Mazel tov, you crazy kids. How blessed you are!
posted by sestaaak at 1:34 PM on August 10, 2012


Building on what Sestaak just said, I think having a wedding reception or breakfast is really important because it's not just the two of you, it's all of you (his side, your side) coming together... It's a celebration of the community you two are making, that has helped you through the medical stuff and will continue to support you in life.
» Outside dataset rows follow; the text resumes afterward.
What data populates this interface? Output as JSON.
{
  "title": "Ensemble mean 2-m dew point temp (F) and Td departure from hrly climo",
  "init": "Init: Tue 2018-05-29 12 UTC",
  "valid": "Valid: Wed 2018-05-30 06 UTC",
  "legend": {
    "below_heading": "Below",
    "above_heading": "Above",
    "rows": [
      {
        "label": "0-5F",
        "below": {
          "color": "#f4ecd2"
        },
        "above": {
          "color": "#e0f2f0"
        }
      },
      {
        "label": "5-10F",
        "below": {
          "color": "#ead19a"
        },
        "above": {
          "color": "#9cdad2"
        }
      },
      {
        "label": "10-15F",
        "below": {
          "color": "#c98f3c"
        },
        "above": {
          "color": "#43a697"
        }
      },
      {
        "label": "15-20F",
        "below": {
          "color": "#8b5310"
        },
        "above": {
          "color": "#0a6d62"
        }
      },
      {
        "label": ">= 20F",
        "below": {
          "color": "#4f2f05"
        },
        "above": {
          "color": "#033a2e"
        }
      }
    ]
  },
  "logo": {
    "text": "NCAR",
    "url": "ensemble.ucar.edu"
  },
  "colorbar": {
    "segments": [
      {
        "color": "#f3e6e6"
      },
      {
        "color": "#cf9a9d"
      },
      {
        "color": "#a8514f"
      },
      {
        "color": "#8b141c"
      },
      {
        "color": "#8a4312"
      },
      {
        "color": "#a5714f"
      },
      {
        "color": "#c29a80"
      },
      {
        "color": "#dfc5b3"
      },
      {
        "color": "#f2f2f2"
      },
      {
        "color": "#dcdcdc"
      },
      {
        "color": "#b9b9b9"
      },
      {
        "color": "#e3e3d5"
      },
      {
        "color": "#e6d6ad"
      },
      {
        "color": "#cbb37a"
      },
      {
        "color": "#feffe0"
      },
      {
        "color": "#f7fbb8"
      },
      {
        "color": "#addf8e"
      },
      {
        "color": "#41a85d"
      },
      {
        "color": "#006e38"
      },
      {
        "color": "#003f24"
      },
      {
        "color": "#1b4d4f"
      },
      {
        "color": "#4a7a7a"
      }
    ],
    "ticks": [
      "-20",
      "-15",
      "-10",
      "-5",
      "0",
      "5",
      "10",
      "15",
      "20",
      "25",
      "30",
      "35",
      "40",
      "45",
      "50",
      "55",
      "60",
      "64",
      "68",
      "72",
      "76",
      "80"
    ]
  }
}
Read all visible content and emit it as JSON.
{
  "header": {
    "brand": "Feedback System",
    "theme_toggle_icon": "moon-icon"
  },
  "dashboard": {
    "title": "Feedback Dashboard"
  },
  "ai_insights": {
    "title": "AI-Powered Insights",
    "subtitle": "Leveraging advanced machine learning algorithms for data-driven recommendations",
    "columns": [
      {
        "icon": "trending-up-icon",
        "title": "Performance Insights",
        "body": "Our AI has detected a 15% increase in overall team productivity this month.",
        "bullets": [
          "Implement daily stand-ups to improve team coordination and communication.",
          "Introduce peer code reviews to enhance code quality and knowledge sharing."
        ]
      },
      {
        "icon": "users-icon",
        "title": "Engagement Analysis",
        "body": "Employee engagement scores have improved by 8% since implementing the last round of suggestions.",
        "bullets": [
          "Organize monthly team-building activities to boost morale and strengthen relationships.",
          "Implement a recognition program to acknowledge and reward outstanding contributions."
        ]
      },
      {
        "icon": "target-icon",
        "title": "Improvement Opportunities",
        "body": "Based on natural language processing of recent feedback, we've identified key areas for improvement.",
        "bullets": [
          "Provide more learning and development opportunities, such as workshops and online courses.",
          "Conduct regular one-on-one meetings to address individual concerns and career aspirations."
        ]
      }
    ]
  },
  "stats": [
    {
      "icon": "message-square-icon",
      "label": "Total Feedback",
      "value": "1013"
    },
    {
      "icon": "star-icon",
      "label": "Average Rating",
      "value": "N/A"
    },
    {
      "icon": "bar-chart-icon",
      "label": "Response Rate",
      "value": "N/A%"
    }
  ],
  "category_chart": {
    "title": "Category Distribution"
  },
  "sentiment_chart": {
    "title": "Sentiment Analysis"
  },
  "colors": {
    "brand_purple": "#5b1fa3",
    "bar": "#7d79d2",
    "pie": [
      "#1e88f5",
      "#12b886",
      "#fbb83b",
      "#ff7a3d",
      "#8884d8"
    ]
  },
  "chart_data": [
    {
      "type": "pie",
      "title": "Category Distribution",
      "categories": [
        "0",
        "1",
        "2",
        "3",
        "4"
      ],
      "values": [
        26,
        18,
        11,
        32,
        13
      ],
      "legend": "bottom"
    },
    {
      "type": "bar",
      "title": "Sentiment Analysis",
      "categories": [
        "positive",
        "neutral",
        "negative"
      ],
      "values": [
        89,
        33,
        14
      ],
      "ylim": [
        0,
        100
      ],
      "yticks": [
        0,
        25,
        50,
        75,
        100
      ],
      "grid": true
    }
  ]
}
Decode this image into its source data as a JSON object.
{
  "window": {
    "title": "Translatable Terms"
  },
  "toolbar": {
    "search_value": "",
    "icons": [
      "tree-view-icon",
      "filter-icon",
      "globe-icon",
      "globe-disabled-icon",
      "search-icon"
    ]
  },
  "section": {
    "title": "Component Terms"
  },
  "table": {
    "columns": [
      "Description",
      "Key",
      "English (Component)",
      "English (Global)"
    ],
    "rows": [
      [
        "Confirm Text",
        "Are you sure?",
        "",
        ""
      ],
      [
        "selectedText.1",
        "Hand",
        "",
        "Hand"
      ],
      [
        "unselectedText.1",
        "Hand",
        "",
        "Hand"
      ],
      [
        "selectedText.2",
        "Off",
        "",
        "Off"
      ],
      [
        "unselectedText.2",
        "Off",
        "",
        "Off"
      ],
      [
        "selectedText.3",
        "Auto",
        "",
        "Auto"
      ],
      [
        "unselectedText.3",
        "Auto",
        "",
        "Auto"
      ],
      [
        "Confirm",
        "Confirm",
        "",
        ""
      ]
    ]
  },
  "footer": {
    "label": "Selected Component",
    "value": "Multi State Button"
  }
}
Plus, experiencing the outpouring of love I received from our community on our wedding day is something I want everyone to experience.

Okay, I accept that feeding & entertaining 70 people for $1000 seems challenging, at $14pp, but I think it's possible. First, don't believe the hype of wedding magazines & blogs, that you "have to" have things a certain way. Second, don't tell the restaurant/venue/suppliers you're having a wedding related anything, unless it's your local church basement and you think that will help your case. Third, just serve cake, or popcorn, or a cheap food like hot dogs that you both really enjoy. People are not coming for the food. After that, I need more info about what you DO want to be able to problem solve for you.

And truly, congratulations, finding someone a partner you want to make hard choices and celebrate with is great.